Witten. . Der BGH befasst sich mit der Sonden-Ernährung 2011 verstorbenen Mannes. Ein Wittener Mediziner schrieb das Gutachten für dessen klagenden Sohn.
Der bekannte Wittener Palliativmediziner Dr. Matthias Thöns hat ein Gutachten für einen jetzt vom Bundesgerichtshof zu klärenden Fall geschrieben, der seit der Verhandlung am Dienstag in Karlsruhe bundesweit für Aufsehen sorgt. Es geht um einen 2011 in einem Pflegeheim bei München verstorbenen 82-jährigen dementen Mann, der in seinen letzten Lebensjahren durch eine Magensonde ernährt wurde. Sein Sohn hat den Hausarzt des Vaters auf Schmerzensgeld und Schadenersatz verklagt.
Das Leiden des Vaters sei durch die Sonden-Ernährung künstlich verlängert worden, begründet der Sohn, Heinz Sening, seine Klage. Der schwerkranke Vater hatte einen gesetzlichen Betreuer. Sening, selbst gelernter Fachkrankenpfleger für Rehabilitation, lebt in den USA. Palliativarzt Matthias Thöns war vom Anwalt des Klägers, einem Experten für Medizinrecht, gebeten worden, ein Gutachten zu schreiben – zur Frage, ob eine künstliche Ernährung bei dem Schwerkranken angezeigt war.

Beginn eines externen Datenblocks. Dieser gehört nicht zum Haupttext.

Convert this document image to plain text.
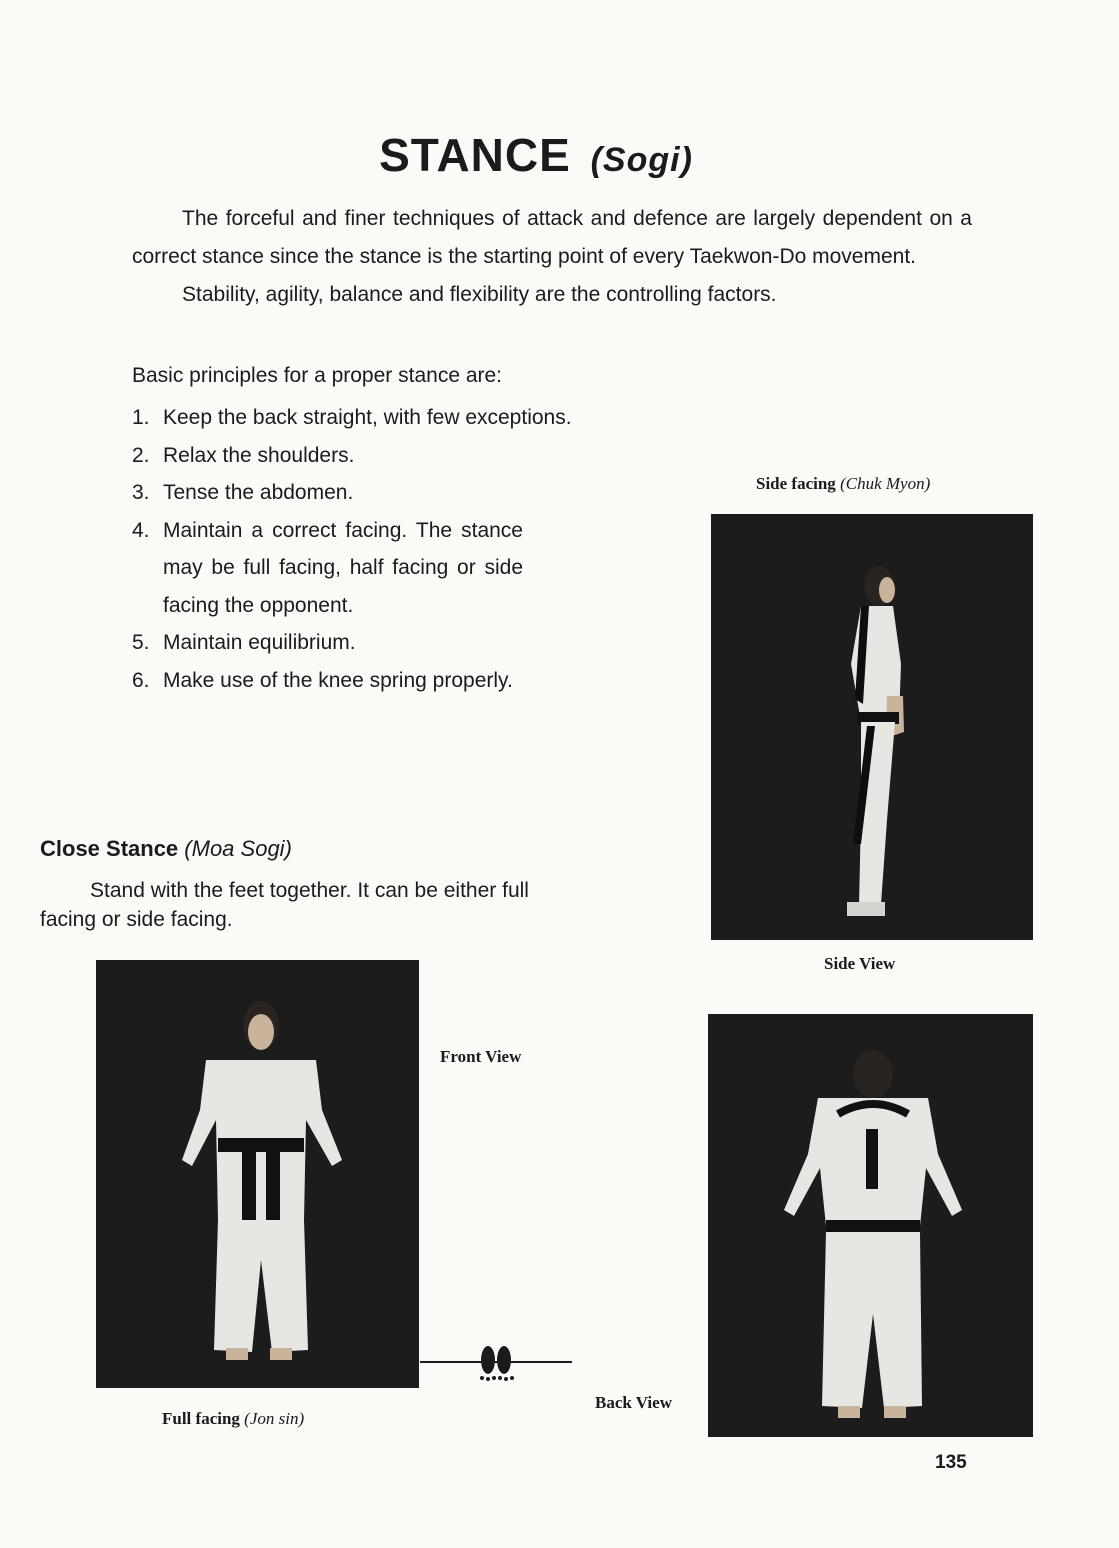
STANCE (Sogi)

The forceful and finer techniques of attack and defence are largely dependent on a correct stance since the stance is the starting point of every Taekwon-Do movement.

Stability, agility, balance and flexibility are the controlling factors.

Basic principles for a proper stance are:
1. Keep the back straight, with few exceptions.
2. Relax the shoulders.
3. Tense the abdomen.
4. Maintain a correct facing. The stance may be full facing, half facing or side facing the opponent.
5. Maintain equilibrium.
6. Make use of the knee spring properly.
Side facing (Chuk Myon)
Side View
Close Stance (Moa Sogi)
Stand with the feet together. It can be either full facing or side facing.
Front View
Full facing (Jon sin)
Back View
135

„Der Arzt impfte den Hilflosen auch gegen Grippe“
Thöns, der deutschlandweit mit seinem Bestseller „Patient ohne Verfügung. Das Geschäft mit dem Lebensende“ für Schlagzeilen sorgte, kam zu der Einschätzung, dass der alte Mann an einer fortgeschrittenen Demenz litt, bewegungs- und kommunikationsunfähig war. „Er hatte Erstickungsanfälle, extrem ausgeprägte Gelenkfehlstellungen, eine Spastik und wiederkehrende Druckgeschwüre.“ Der Hausarzt habe dem Mann, der auch unter starken Schmerzen gelitten habe, nicht nur über Jahre eine künstliche Ernährung verordnet.
„Der Arzt impfte den Hilflosen auch gegen Grippe, führte Laboruntersuchungen durch und berechnete sogar eine Krebsvorsorge-Untersuchung“, sagt Matthias Thöns. Der „leidvolle Zustand“ des Dementen sei um Jahre verlängert worden. Eine Patientenverfügung hatte er nicht.
Landgericht München wies Klage ab
Zu seiner Einschätzung kam der Wittener Mediziner durch Auswertung der Aufzeichnungen der Pflegeeinrichtung, in der der Bayer betreut wurde, sowie durch Abrechnungen des Hausarztes. Das Landgericht München I hatte die Klage des Sohnes gegen den Hausarzt im Januar 2017 abgewiesen.
Das Oberlandesgericht München jedoch sprach dem heute 60-Jährigen im Dezember 2017 ein Schmerzensgeld in Höhe von 40.000 Euro zu. Begründung: Der Hausarzt habe seine Aufklärungspflicht verletzt. Der Bundesgerichtshof kann der Einschätzung des OLG München offenbar nicht folgen.
Heinz Sening: „Mein Vater hat viel gelitten“
Am Dienstag zeichnete sich ab, dass die obersten Zivilrichter eher nicht dazu neigen, dem Sohn als Erben Schmerzensgeld und Schadenersatz in Höhe von über 150.000 Euro zuzusprechen. Der Bundesgerichtshof wies daraufhin, dass der Sohn zu Lebzeiten seines Vaters auch eine Prüfung des Falls beim Betreuungsgericht hätte beantragen können.
In einem Telefonat mit unserer Zeitung betonte der Kläger, Heinz Sening, dass es ihm nicht um Geld gehe. „Mein Vater hat mir viel Geld hinterlassen“, sagte er am Mittwoch. Wichtig sei ihm vielmehr, dass über diesen Fall auch öffentlich werde, dass es am Lebensende Geschäftemacherei gebe. „Mein Vater hat viel gelitten. Es wäre schön, wenn dies nicht umsonst gewesen ist.“ Der sechste Zivilsenat des Bundesgerichtshofs will das Urteil in einigen Wochen verkünden.
>>> STIFTUNG HILFT BEI VORSORGEDOKUMENTEN
- Zu diesem Fall heißt es von der Deutschen Stiftung Patientenschutz: Hätte der alte Mann eine Patientenverfügung gehabt, wäre dieser Prozess überflüssig, zitiert das Deutsche Ärzteblatt Stiftungsvorstand Eugen Brysch.